Ms Twomey said there is no way of knowing when they can return to a dine-in service.

Nonetheless, she emphasised that something urgently needs to be done to prevent further deaths.

“Better late than never doesn’t apply here. Something needs to be done before there are more deaths.”

Uncertainty about the months ahead has led to concern from volunteers for the homeless users of Cork Penny Dinners.

“There were no toilets or places for the homeless to wash,” she said of life for the homeless during the height of the pandemic.

“The only presence on the streets were gardaí and the only places that were open were off-licences.

“People were just left at the side of the road and we are extremely worried about the winter months ahead.

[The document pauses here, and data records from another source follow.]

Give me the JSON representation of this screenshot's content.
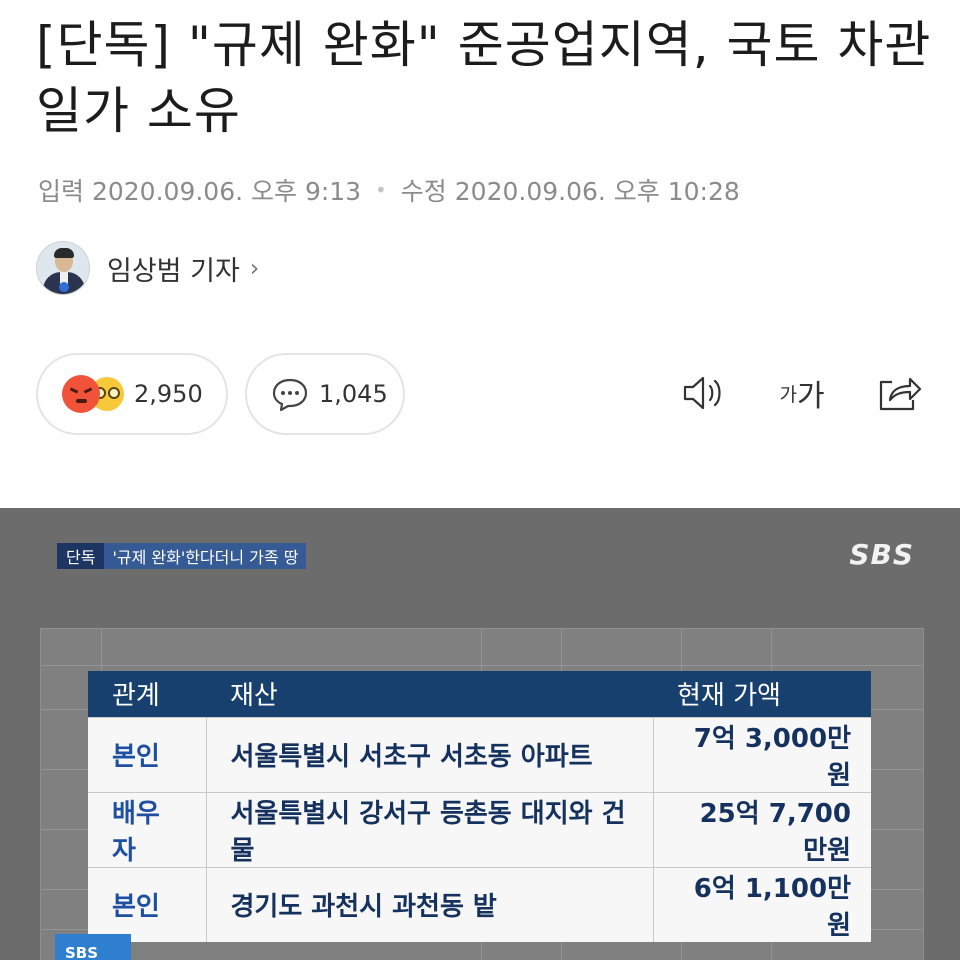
{
  "article": {
    "headline": "[단독] \"규제 완화\" 준공업지역, 국토 차관 일가 소유",
    "input_label": "입력",
    "input_time": "2020.09.06. 오후 9:13",
    "separator": "•",
    "edit_label": "수정",
    "edit_time": "2020.09.06. 오후 10:28"
  },
  "reporter": {
    "name": "임상범 기자",
    "chevron": "›"
  },
  "reactions": {
    "count": "2,950",
    "emoji_icons": [
      "angry-emoji-icon",
      "glasses-emoji-icon"
    ]
  },
  "comments": {
    "count": "1,045",
    "icon": "comment-bubble-icon"
  },
  "toolbar": {
    "font_small": "가",
    "font_large": "가",
    "icons": [
      "speaker-icon",
      "font-size-icon",
      "share-icon"
    ]
  },
  "video": {
    "caption_tag": "단독",
    "caption_text": "'규제 완화'한다더니 가족 땅",
    "broadcaster": "SBS",
    "corner_logo": "SBS",
    "table": {
      "headers": [
        "관계",
        "재산",
        "현재 가액"
      ],
      "rows": [
        [
          "본인",
          "서울특별시 서초구 서초동 아파트",
          "7억 3,000만원"
        ],
        [
          "배우자",
          "서울특별시 강서구 등촌동 대지와 건물",
          "25억 7,700만원"
        ],
        [
          "본인",
          "경기도 과천시 과천동 밭",
          "6억 1,100만원"
        ]
      ]
    }
  },
  "colors": {
    "table_header": "#18406f",
    "caption_tag": "#1c3563",
    "caption_text": "#355a94",
    "angry": "#f0533a"
  }
}
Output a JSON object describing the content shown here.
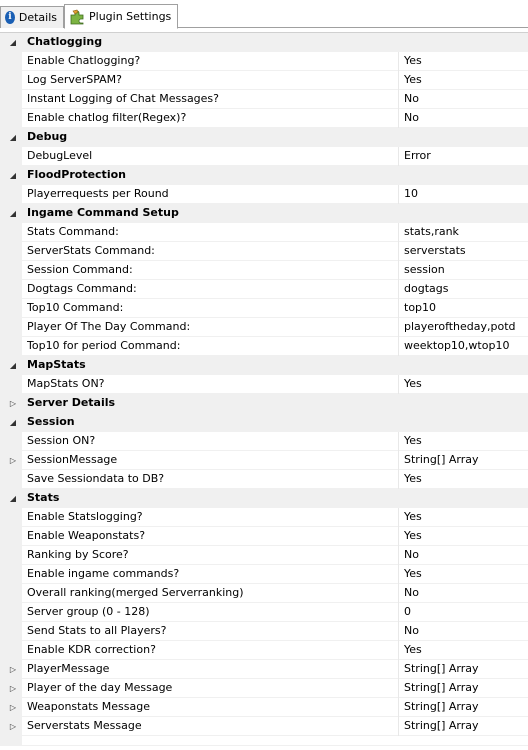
{
  "tabs": {
    "details": "Details",
    "plugin_settings": "Plugin Settings"
  },
  "icons": {
    "details": "info-icon",
    "plugin_settings": "puzzle-icon"
  },
  "rows": [
    {
      "type": "category",
      "name": "Chatlogging",
      "expanded": true
    },
    {
      "type": "prop",
      "name": "Enable Chatlogging?",
      "value": "Yes"
    },
    {
      "type": "prop",
      "name": "Log ServerSPAM?",
      "value": "Yes"
    },
    {
      "type": "prop",
      "name": "Instant Logging of Chat Messages?",
      "value": "No"
    },
    {
      "type": "prop",
      "name": "Enable chatlog filter(Regex)?",
      "value": "No"
    },
    {
      "type": "category",
      "name": "Debug",
      "expanded": true
    },
    {
      "type": "prop",
      "name": "DebugLevel",
      "value": "Error"
    },
    {
      "type": "category",
      "name": "FloodProtection",
      "expanded": true
    },
    {
      "type": "prop",
      "name": "Playerrequests per Round",
      "value": "10"
    },
    {
      "type": "category",
      "name": "Ingame Command Setup",
      "expanded": true
    },
    {
      "type": "prop",
      "name": "Stats Command:",
      "value": "stats,rank"
    },
    {
      "type": "prop",
      "name": "ServerStats Command:",
      "value": "serverstats"
    },
    {
      "type": "prop",
      "name": "Session Command:",
      "value": "session"
    },
    {
      "type": "prop",
      "name": "Dogtags Command:",
      "value": "dogtags"
    },
    {
      "type": "prop",
      "name": "Top10 Command:",
      "value": "top10"
    },
    {
      "type": "prop",
      "name": "Player Of The Day Command:",
      "value": "playeroftheday,potd"
    },
    {
      "type": "prop",
      "name": "Top10 for period Command:",
      "value": "weektop10,wtop10"
    },
    {
      "type": "category",
      "name": "MapStats",
      "expanded": true
    },
    {
      "type": "prop",
      "name": "MapStats ON?",
      "value": "Yes"
    },
    {
      "type": "category",
      "name": "Server Details",
      "expanded": false
    },
    {
      "type": "category",
      "name": "Session",
      "expanded": true
    },
    {
      "type": "prop",
      "name": "Session ON?",
      "value": "Yes"
    },
    {
      "type": "prop",
      "name": "SessionMessage",
      "value": "String[] Array",
      "expandable": true
    },
    {
      "type": "prop",
      "name": "Save Sessiondata to DB?",
      "value": "Yes"
    },
    {
      "type": "category",
      "name": "Stats",
      "expanded": true
    },
    {
      "type": "prop",
      "name": "Enable Statslogging?",
      "value": "Yes"
    },
    {
      "type": "prop",
      "name": "Enable Weaponstats?",
      "value": "Yes"
    },
    {
      "type": "prop",
      "name": "Ranking by Score?",
      "value": "No"
    },
    {
      "type": "prop",
      "name": "Enable ingame commands?",
      "value": "Yes"
    },
    {
      "type": "prop",
      "name": "Overall ranking(merged Serverranking)",
      "value": "No"
    },
    {
      "type": "prop",
      "name": "Server group (0 - 128)",
      "value": "0"
    },
    {
      "type": "prop",
      "name": "Send Stats to all Players?",
      "value": "No"
    },
    {
      "type": "prop",
      "name": "Enable KDR correction?",
      "value": "Yes"
    },
    {
      "type": "prop",
      "name": "PlayerMessage",
      "value": "String[] Array",
      "expandable": true
    },
    {
      "type": "prop",
      "name": "Player of the day Message",
      "value": "String[] Array",
      "expandable": true
    },
    {
      "type": "prop",
      "name": "Weaponstats Message",
      "value": "String[] Array",
      "expandable": true
    },
    {
      "type": "prop",
      "name": "Serverstats Message",
      "value": "String[] Array",
      "expandable": true
    }
  ]
}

“There are people walking the streets aimlessly all day long. It tires the body and mind.”

She concluded with a final message for the government.

“This has left a trail of despair. People are coming to us now who never had to use our services before.

“The good people of Cork can only do so much. Our government needs to step up. We need to protect people who fall into places where they feel the only option is ‘out’.”